A chilling scene from the new movie “Wicked” sums up what's wrong with President-elect Donald Trump's view of immigrants.
The two witches, Elphaba and Glinda, have traveled to the Emerald City to meet the Wonderful Wizard of Oz. The Wizard explains that he plans to consolidate power over his restless land by demonizing his animals, who not only have the power to speak but are also equal to human beings. He will take away their ability to speak and confine them in cages.
But why would you do such a thing? asks the green-skinned, tender-hearted Elphaba, whose horror at her plan will eventually turn her into the Wicked Witch of the West.
“The best way to bring people together,” the Wonderful Wizard of Oz tells the women, “is to give them a really good enemy.”
That is the essence of Trump's immigration policy.
Trump told Kristen Welker on NBC's “Meet the Press” on Sunday that he plans to make good on his campaign promise to deport millions of people.
“You have no choice,” he said. “First of all, they are costing us a fortune. But we are starting with the criminals and we have to do it. And then we’ll start with the others and see how it goes.”
He then absurdly claimed that more than 13,000 undocumented “murderers” had been “released into our country over the past three years.”
“They're walking the streets,” he said. “They are walking alongside you and your family. And they are very dangerous people.”
When Welker tried to point out that he was misinterpreting the data, Trump doubled down: “It's 13,099, and it's during Biden's term. And these are murderers, many of whom murdered more than one person.”
This is, of course, false. The Department of Homeland Security reported that more than 13,000 noncitizens had been convicted of homicide in the US. during the last four decadeseven during Trump's first term. And most of them were in jails and prisons, not walking the streets.
I really can't believe we will be forced to spend the next four years debunking Trump's apocalyptic fantasies, nor how miserable he will make life for so many people based on his need to make enemies from people whose skin color doesn't match his. . own.
Whether immigrants “cost us a fortune” or not is one of the most studied questions in the entire field of immigration studies. Time and time again, experts have concluded that immigrants do not cost American taxpayers “a fortune,” do not reduce wages, increase government deficits and debt, or commit a disproportionate share of crime.

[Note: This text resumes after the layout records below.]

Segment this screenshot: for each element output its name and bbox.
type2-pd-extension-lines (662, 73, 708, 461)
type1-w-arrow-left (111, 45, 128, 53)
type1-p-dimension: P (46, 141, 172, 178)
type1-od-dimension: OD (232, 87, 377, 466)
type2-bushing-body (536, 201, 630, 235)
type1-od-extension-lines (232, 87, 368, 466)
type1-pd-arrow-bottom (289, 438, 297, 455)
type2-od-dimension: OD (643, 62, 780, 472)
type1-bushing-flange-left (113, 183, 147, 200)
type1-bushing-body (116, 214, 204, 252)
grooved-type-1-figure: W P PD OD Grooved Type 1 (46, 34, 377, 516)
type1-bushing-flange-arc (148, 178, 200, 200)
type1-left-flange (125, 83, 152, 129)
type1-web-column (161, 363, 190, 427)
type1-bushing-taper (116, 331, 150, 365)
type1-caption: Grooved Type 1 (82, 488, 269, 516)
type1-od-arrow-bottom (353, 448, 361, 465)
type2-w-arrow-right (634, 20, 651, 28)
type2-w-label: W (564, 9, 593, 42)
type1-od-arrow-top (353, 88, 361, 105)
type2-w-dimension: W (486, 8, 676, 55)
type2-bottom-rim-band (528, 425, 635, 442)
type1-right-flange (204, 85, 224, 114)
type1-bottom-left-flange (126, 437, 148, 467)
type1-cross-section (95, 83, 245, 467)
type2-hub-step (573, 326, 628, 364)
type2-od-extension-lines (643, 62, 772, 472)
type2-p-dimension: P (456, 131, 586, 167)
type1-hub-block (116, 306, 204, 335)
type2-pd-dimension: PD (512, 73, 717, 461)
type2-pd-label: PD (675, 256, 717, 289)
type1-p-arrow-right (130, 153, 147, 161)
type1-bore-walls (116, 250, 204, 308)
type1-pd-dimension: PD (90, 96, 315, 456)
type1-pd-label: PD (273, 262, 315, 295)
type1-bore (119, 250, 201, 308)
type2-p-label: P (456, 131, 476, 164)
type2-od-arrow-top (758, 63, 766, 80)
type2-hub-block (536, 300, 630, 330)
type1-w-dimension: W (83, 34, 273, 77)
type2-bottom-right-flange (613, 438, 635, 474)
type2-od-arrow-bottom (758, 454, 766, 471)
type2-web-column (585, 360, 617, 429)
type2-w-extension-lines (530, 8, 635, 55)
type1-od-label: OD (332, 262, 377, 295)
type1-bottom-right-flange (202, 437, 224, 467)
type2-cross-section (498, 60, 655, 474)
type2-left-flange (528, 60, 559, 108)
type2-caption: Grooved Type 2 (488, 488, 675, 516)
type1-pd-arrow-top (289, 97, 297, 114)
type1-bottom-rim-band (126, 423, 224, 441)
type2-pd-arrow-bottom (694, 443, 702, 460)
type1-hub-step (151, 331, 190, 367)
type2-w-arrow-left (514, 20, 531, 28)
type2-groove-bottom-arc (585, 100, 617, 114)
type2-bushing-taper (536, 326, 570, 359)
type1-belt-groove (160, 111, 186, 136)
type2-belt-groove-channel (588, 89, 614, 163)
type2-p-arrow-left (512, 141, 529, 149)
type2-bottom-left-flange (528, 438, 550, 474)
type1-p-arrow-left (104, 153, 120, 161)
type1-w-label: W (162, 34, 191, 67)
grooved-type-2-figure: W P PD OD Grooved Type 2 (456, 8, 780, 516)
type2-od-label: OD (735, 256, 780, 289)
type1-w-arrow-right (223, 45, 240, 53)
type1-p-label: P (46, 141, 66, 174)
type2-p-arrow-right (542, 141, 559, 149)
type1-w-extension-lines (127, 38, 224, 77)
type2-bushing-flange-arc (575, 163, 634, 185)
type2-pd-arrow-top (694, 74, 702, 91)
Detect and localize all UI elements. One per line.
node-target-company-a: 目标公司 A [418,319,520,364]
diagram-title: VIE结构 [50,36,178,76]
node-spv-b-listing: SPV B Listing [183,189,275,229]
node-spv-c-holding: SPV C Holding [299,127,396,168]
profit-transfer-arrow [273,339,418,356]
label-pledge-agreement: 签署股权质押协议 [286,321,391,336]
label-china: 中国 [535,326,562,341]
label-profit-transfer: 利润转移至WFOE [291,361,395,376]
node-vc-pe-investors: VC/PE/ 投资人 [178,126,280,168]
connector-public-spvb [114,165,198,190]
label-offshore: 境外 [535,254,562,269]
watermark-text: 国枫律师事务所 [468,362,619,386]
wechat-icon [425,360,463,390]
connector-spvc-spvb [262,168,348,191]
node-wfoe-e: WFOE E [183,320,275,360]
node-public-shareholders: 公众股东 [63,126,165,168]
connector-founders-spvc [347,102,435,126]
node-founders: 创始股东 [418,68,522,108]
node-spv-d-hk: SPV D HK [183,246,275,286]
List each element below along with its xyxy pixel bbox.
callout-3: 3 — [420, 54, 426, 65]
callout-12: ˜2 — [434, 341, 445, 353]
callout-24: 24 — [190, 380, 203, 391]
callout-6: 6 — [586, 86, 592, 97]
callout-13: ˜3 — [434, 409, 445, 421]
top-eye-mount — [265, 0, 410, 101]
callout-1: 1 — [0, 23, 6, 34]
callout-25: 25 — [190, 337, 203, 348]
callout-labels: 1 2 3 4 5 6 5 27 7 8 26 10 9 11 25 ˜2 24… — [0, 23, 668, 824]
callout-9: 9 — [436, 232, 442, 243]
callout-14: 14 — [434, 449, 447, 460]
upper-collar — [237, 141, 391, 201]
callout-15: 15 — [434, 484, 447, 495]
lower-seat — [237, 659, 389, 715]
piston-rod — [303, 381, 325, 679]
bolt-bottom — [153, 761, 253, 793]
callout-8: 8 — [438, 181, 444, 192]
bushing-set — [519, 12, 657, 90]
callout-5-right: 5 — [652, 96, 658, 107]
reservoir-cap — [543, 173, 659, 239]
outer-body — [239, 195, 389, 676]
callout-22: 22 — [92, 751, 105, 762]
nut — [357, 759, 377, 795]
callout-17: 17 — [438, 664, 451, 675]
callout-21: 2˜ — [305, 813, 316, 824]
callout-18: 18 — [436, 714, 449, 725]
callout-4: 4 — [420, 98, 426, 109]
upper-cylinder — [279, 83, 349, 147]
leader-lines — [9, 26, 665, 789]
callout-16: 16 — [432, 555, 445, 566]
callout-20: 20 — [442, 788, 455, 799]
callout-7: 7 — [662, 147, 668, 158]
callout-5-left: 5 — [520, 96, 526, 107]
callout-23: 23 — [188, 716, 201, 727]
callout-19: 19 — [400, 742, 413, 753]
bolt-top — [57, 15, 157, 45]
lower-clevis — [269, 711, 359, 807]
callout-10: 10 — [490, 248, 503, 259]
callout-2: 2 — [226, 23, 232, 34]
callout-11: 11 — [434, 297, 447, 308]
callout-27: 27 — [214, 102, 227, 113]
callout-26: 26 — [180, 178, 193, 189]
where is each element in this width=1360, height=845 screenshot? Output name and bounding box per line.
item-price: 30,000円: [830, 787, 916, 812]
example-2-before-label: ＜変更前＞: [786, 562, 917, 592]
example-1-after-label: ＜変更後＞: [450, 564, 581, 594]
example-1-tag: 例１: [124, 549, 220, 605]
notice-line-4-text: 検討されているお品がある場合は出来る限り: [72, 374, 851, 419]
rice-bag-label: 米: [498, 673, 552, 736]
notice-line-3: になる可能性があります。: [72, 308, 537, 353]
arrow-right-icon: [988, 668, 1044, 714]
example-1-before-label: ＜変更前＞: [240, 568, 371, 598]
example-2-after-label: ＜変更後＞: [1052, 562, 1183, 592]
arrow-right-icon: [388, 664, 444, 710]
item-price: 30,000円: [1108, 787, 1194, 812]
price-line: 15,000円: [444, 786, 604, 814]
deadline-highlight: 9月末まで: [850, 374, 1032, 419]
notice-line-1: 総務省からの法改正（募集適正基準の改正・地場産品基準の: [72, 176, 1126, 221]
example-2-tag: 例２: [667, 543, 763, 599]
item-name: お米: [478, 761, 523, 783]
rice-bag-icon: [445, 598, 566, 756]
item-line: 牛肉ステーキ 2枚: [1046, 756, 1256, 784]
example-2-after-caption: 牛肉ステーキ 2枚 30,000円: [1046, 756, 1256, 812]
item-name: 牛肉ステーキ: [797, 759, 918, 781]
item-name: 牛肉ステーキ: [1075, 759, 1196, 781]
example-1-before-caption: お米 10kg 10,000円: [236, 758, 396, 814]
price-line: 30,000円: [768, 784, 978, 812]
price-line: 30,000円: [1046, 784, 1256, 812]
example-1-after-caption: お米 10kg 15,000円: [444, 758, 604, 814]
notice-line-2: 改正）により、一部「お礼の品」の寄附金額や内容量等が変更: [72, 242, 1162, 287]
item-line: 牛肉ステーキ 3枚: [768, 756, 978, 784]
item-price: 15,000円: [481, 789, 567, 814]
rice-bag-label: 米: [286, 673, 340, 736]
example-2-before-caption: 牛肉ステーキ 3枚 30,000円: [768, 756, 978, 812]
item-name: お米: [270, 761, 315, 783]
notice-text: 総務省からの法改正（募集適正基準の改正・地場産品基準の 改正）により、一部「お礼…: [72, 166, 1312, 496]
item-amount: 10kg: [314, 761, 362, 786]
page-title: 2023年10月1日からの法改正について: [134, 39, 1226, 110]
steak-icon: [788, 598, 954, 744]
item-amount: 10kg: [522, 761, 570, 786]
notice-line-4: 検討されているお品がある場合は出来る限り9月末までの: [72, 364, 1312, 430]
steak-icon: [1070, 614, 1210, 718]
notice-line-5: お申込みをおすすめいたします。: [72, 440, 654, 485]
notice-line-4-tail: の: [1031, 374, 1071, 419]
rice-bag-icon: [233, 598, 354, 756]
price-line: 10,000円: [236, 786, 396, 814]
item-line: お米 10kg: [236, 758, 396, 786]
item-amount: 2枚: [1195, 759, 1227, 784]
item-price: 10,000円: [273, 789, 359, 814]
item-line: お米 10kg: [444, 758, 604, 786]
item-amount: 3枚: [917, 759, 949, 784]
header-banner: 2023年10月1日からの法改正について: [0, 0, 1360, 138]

At the dawn of the Biden administration, after four years of Trump's attacks on immigrants, immigration expert Alex Nowrasteh of the libertarian Cato Institute wrote a smart little pamphlet, “The Most Common Arguments Against Immigration and Why They are wrong.” It is a very useful and easy to digest manual on the falsehoods that are commonly hurled against immigration, legal and illegal.
The most repeated notion is that immigrants take jobs from Americans, reduce their wages and harm the poor. As Nowrasteh writes, this claim “has the most refuting evidence.”
He cites a study by Harvard labor economist and immigration expert George Borjas, who found that between 1990 and 2010, the only group of people whose wages were negatively affected by immigrants were native-born high school dropouts, who represent about 9% of the population. American adults. Wages for that group fell less than 2%. But Borjas also found that immigrants increased the wages of other native-born Americans, producing a net increase in native-born wages of about 0.6%.
I'd love to put the Nowrasteh pamphlet in Trump's stocking this Christmas, but, as we've learned, he doesn't like reading much.
So how many people will Trump target for deportation? It's impossible to know for sure, but you can bet he intends to inflict as much pain as he can.
In 2022, eleven million undocumented immigrants lived in the United States, of whom 6 million were employed, according to the American Immigration Council. More than 1.5 million work in construction, representing around 13.7% of the workforce. Almost a quarter of a million work in agriculture, representing 12.7% of workers. One million work in the hospitality industry, or 7.1% of the workforce.
Trump's incoming border “czar,” Tom Homan, has said the administration will focus first on deporting criminals, but that all immigrants in the country without documents will be at risk of deportation.
Unsurprisingly, agricultural industry groups are frantically lobbying Trump to exempt farmworkers from deportation. Builders say mass deportation would worsen the current labor shortage and drive up housing costs even higher.
The scenario is reminiscent of the 2004 mockumentary “A Day Without a Mexican,” in which a mysterious blanket of fog descends on California and 14 million Latinos suddenly disappear, wreaking havoc on all sectors of the economy. Last summer, to celebrate the film's 20th anniversary, filmmakers Sergio Arau and Yareli Arizmendi screened it across the country.
“When we did a screening a month ago,” Arizmendi told my colleague Andrea Flores in July, “someone called me a prophet because that's exactly what Trump is saying today.”